A:   Exactly. Let’s say you have lots of umbrellas, and you want to exchange your umbrellas for food. Well, if it’s not raining no one is going to want your umbrellas. So you won’t be able to eat because no one wants what you have to rade. On the other hand, if you have umbrellas to sell, and it’s a rainy day, well, everyone will want your umbrellas. You’ll exchange all your umbrellas for food, but then you’ll probably have too much food. See what I mean? So what you need, in that situation, is a common currency. A common currency is something that is valuable for everybody, no matter what the reason is, and preferably something what will last, that won’t spoil. That way, you can sell your umbrellas in the rainy season, get currency, and spend that currency later when you need it. OK, now, what kind of things did people use as currency before they had money? Any ideas?

D:   Beads, shells?

C:   Jewelry?

A:   Yes, exactly. Decorative objects: shells, beads, teeth and feathers. They were all common currencies. Just about anything can be a common currency, as long as everyone in the community agrees that it has value. The Chinese used metal tools, like spades and knives. The Greeks used grain. They used grain in England too. How can you tell? How can you tell that the English used to use grain as money? What is their money called?

B:   Oh, the pound!

A:   Exactly. The English pound used to refer to a pound of grain.
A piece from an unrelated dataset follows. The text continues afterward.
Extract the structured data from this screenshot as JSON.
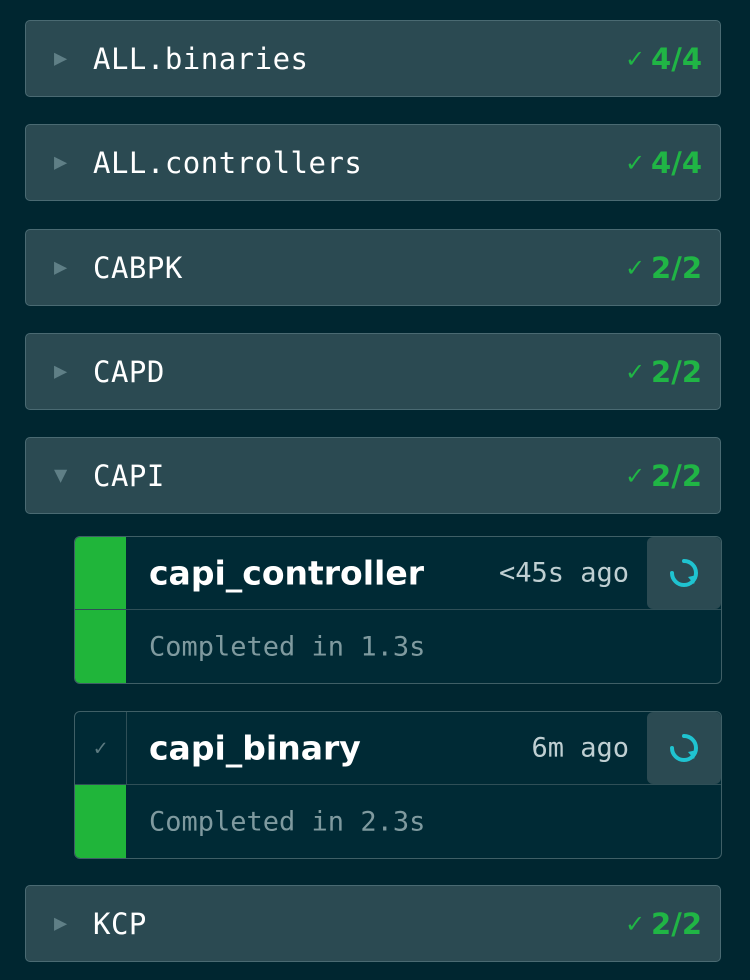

D:   What about coins? When did people start to use coins?

A:   The first coins appeared in about 600 BC in Lydia. That’s about where Turkey is today. You also had coins appearing in China at about the same time.

D:   Is that when banks started up too?

A:   Actually no. Banks came about later. The first banks were actually warehouses, or depositories, for grain or gold. Let’s use gold as an example. People would keep their gold in this place – this warehouse – and they’d get a receipt. The receipt said something like, “You have so much gold on deposit with us.” That receipt could then be used to get the gold out of the warehouse. But eventually, when people had to make payments or to pay debts or whatever, instead of going all the way to the bank to get the gold, they started to use the receipts instead. Every receipt was connected to a certain amount of gold in the bank. The banknote really meant, “If you bring this to the bank, we’ll give you this amount of gold, anytime you want.” And that’s how paper money came about.

D:   Isn’t it the same now? Don’t banknotes represent an amount of gold that the country has? Could you tell us a little more about that?

A:   Yes, that was called the gold standard. That used to be the case, but not anymore. At one time, every dollar … represented an equivalent amount of real gold from the US gold supply. But the US left the gold standard in 1971. We don’t back our currency with gold any more.

B:   Can you tell us about that? What is our money backed by now? I mean, where does the value come from?

A:   Nothing! Absolutely nothing backs our money, except people’s trust in it. What keeps the value of our money up is simply the fact that people believe our money has value. So it does. Any other questions before we move on?